Project 2 (human) will explore the mechanisms and effects of pallidal DBS on levodopa resistant motor signs using MRI-derived computational models and fMRI to examine the pathways mediating these changes. It will use new sensing technology (Percept) to identify and correlate the physiological changes in the GP to worsening of, or improvement in, gait dysfunction.
Project 3 (non-human primate) will examine the electrophysiological changes in pallido↔peduncular, pallido→intralaminar, and pallido→habenular activity that are related to cognitive-motor symptoms providing further network-level insights into cognitive motor gait impairments, task shifting difficulties, and loss of motivation, which will complement the results from the human studies in Projects 1 and 2.
All center components have synergistic interactions with the Catalyst Project, which will support research efforts of a promising Early Stage Investigator who will use a novel closed-loop DBS approach to probe circuit dynamics in PD patients and their relationship to PD motor signs.

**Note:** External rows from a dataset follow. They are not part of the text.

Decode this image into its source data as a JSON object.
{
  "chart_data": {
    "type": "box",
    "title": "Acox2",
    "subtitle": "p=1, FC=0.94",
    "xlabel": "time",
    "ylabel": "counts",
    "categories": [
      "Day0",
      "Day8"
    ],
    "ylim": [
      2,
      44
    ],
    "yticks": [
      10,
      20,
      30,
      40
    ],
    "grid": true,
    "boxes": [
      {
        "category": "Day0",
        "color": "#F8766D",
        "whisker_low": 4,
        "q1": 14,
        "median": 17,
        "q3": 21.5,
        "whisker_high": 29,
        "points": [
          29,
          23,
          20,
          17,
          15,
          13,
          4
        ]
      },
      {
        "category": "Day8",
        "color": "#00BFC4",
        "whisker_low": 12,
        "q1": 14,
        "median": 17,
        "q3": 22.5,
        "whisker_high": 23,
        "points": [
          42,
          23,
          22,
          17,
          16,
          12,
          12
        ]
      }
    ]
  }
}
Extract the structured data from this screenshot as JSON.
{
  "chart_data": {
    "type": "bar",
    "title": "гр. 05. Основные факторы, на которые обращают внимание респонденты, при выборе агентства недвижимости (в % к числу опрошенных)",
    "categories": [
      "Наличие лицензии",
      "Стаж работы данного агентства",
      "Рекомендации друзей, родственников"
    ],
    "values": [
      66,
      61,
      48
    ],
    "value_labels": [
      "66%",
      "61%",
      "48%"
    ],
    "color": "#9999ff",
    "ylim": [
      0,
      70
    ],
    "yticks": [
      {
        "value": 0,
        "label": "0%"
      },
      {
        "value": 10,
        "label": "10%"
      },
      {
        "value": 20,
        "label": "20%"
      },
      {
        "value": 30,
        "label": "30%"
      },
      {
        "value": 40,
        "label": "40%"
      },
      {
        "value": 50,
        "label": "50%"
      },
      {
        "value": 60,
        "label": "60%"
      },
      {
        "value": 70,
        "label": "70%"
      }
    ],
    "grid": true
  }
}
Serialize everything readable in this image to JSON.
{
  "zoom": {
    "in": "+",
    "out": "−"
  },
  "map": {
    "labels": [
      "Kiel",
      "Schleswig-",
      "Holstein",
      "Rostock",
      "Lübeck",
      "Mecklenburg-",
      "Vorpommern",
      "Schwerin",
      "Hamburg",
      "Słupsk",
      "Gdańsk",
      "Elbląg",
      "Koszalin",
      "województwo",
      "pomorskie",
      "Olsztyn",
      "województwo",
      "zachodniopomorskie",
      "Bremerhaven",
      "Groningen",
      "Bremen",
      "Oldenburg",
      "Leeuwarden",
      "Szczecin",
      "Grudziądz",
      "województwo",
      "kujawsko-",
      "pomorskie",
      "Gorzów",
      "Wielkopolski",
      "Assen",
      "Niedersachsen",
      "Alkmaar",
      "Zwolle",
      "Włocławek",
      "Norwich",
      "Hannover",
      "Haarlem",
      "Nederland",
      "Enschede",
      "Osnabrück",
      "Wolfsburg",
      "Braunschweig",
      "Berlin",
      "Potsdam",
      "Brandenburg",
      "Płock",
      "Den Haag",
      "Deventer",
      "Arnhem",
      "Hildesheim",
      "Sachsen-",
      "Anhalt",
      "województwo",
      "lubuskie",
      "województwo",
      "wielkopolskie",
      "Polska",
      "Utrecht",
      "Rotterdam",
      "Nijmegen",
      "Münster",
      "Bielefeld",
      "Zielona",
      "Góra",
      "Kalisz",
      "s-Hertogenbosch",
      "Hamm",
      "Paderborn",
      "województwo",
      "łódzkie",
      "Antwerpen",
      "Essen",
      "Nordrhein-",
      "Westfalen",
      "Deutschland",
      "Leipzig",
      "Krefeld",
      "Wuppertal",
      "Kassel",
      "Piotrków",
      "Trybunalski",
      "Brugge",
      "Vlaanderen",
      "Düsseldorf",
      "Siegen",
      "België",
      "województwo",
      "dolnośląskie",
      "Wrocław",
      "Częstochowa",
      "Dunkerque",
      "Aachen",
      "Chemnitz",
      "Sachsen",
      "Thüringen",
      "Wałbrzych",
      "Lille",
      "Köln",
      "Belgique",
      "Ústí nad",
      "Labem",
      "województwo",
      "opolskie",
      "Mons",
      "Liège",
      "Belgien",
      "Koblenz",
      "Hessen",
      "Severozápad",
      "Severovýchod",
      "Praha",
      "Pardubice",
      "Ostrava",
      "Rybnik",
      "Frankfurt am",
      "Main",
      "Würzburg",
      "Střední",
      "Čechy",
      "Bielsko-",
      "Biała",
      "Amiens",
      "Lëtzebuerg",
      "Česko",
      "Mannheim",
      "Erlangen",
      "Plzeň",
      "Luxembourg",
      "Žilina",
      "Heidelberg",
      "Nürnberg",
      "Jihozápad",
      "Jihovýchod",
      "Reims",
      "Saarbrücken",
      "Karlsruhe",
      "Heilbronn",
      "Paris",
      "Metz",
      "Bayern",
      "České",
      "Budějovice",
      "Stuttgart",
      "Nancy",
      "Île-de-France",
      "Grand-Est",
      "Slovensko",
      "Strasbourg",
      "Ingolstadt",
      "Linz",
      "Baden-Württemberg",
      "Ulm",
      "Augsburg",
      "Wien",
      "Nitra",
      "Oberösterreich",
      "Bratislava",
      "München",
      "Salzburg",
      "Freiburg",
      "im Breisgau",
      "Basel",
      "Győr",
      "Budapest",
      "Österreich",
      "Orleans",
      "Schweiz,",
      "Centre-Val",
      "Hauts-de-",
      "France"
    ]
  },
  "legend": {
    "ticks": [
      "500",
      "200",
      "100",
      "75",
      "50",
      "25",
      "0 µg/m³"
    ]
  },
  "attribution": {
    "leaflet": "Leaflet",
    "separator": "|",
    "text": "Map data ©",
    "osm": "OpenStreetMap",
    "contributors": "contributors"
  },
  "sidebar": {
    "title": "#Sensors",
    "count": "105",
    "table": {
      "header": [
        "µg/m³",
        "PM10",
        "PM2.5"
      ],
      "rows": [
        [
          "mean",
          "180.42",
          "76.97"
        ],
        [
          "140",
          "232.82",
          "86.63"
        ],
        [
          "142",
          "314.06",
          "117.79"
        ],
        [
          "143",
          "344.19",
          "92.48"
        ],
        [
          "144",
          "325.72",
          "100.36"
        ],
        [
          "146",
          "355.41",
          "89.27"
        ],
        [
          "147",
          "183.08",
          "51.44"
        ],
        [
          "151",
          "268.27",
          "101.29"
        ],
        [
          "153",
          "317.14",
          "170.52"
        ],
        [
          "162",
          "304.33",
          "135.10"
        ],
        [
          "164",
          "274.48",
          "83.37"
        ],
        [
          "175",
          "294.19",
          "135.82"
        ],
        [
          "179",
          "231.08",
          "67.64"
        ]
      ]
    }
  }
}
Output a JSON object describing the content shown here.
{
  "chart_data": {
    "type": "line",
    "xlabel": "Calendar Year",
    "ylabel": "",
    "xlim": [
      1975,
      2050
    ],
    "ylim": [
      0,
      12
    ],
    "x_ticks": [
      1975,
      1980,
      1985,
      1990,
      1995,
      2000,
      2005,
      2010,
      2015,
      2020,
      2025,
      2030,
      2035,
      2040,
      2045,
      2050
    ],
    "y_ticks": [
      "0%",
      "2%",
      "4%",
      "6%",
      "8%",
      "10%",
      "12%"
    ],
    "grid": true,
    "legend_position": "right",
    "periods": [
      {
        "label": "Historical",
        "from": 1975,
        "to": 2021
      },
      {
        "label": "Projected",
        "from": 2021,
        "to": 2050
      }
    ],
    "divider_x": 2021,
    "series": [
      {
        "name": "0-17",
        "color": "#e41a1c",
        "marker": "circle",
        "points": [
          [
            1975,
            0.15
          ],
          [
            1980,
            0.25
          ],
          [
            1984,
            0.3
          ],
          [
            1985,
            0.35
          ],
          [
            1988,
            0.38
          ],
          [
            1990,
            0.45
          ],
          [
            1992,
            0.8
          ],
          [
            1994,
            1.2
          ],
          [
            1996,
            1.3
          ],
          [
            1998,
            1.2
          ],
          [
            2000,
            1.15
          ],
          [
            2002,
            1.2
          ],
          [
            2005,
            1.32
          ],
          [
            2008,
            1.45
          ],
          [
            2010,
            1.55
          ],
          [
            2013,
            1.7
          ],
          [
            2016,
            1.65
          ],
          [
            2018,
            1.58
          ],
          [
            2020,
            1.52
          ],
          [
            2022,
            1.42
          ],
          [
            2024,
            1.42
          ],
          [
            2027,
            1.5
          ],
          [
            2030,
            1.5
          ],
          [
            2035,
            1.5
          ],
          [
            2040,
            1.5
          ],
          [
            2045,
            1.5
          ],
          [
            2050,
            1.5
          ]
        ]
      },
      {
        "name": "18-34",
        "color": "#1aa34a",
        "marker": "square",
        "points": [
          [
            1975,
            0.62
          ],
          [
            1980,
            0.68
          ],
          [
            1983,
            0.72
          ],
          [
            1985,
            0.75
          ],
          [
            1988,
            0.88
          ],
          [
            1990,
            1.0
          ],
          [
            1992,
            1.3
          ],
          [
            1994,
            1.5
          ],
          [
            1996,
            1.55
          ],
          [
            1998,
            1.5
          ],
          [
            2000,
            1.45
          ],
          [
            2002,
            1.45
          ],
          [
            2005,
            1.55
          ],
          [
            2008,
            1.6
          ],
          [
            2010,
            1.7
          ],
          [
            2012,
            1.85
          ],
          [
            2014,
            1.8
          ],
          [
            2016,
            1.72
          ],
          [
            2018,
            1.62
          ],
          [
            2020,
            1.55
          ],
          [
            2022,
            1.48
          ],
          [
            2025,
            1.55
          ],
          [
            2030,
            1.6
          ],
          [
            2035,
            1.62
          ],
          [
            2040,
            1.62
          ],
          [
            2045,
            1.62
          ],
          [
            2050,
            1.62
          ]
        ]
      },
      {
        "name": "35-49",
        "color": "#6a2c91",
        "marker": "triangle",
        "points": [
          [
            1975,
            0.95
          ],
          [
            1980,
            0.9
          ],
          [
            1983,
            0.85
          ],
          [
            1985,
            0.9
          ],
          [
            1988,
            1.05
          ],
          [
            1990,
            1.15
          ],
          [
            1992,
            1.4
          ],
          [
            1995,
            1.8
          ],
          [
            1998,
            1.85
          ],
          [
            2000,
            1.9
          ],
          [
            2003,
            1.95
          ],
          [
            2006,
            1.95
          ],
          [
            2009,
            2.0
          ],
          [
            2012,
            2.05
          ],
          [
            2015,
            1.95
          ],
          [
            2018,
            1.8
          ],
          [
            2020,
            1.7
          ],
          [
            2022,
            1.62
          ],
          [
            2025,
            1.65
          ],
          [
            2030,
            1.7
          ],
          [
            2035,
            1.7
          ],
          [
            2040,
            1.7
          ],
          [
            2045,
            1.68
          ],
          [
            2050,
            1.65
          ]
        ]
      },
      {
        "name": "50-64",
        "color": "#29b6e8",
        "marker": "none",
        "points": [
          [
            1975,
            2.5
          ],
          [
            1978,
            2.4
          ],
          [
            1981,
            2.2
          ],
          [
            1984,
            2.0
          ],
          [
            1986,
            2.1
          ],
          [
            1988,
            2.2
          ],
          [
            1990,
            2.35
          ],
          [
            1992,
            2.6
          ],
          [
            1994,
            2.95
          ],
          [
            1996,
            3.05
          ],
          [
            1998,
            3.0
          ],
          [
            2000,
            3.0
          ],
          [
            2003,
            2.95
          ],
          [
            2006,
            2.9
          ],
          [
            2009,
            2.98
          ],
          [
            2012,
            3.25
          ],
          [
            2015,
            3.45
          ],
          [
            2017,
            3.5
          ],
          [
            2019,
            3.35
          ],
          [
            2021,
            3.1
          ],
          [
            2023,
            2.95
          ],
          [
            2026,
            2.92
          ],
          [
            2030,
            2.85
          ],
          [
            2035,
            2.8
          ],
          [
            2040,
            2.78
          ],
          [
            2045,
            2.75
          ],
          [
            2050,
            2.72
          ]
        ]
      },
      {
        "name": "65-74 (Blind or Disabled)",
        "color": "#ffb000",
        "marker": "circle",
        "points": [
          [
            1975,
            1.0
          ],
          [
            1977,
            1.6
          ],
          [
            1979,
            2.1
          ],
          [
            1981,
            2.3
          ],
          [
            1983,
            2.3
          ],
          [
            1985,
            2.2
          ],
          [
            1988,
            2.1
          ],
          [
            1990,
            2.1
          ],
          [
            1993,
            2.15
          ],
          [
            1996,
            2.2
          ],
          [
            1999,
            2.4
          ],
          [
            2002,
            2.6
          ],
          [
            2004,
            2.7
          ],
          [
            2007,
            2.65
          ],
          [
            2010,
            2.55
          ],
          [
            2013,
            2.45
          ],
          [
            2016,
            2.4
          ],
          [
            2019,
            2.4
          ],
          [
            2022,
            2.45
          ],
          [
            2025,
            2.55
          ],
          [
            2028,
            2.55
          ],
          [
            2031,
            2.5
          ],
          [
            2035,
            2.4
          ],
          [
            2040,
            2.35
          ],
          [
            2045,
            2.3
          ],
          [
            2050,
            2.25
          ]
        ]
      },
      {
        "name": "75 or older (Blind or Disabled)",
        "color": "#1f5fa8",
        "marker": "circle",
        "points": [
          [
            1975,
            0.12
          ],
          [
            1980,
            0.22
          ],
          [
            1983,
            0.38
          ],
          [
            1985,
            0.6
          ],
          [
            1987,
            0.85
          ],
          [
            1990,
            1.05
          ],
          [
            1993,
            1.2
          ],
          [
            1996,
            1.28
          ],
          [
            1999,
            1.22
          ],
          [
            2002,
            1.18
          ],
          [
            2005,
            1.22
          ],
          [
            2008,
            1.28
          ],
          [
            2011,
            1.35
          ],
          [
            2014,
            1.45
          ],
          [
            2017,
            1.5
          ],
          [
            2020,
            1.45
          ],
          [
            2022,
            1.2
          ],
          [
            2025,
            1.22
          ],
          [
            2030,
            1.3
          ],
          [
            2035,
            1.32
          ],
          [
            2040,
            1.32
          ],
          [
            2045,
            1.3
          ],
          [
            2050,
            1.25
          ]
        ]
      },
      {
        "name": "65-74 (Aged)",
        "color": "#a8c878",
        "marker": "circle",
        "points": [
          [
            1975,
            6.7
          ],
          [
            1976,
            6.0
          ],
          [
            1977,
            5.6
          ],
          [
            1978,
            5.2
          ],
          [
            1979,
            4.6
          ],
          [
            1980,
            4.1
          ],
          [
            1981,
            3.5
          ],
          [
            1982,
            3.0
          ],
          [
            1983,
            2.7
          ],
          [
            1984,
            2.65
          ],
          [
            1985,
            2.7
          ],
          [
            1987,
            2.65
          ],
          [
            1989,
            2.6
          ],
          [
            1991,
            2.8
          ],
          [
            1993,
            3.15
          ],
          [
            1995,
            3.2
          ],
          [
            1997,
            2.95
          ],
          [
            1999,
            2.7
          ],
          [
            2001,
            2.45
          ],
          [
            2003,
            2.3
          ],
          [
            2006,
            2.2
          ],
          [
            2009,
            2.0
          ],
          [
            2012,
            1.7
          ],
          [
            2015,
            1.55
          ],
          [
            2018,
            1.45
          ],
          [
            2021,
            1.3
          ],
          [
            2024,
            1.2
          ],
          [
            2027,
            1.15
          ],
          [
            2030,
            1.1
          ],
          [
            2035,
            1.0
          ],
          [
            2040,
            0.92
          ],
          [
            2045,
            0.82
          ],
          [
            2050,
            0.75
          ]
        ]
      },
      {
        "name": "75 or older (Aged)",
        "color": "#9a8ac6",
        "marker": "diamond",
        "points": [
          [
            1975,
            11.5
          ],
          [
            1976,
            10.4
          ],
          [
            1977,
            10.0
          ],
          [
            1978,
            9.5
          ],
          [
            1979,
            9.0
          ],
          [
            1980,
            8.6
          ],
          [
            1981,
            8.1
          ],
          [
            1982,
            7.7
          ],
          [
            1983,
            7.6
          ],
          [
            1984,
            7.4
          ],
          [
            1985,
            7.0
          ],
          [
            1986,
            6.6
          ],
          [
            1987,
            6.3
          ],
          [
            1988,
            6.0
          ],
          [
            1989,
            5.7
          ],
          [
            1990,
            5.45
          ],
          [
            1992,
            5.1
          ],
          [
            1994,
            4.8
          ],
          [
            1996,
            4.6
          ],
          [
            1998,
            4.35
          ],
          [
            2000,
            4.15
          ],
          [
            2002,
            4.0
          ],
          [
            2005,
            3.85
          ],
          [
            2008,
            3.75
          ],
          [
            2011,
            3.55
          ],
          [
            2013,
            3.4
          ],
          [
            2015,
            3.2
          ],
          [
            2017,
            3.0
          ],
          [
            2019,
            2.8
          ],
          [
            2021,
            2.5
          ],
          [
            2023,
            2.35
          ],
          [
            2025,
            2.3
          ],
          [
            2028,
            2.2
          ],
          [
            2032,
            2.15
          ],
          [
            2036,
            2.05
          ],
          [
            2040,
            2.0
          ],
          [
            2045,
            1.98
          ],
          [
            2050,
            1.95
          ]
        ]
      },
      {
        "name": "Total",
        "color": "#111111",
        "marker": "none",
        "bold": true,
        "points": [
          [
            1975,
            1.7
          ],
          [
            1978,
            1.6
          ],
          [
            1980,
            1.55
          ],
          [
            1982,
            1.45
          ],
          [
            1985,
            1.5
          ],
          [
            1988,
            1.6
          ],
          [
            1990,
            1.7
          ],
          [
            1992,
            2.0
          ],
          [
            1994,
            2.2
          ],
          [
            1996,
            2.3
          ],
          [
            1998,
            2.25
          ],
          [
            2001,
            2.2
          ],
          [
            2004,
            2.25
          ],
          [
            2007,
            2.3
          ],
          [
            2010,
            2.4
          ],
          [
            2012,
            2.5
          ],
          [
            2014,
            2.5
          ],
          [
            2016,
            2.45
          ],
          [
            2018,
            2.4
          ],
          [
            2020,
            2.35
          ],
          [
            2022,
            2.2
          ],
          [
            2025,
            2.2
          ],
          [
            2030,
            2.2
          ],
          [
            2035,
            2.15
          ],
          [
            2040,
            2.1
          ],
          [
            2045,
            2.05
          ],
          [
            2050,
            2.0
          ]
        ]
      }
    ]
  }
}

The Imaging Core will acquire state- of-the-art, high-field structural MRI as well as rest and task-based fMRI for PD patients in Projects 1 and 2 (using 7T scanner) and structural MRI for the NHPs in Project 3 (using the first of its kind 10.5T scanner).The Clinical Core will obtain clinical and quantitative motor and neuropsychological assessments that will be correlated to physiological data obtained acutely in the operating room, subacutely in patients with externalized DBS leads and electrocorticography arrays, and chronically through postoperative recordings using Percept. The Biostatistics Core will provide overall data management, quality control, statistical and machine learning analysis and data entry into the NINDS Data Management Resource. The Administrative Core will orchestrate all aspects of the UMN Udall Center, implement and support patient education and public outreach efforts, and develop and monitor individualized career enhancement plans for the next generation of PD researchers.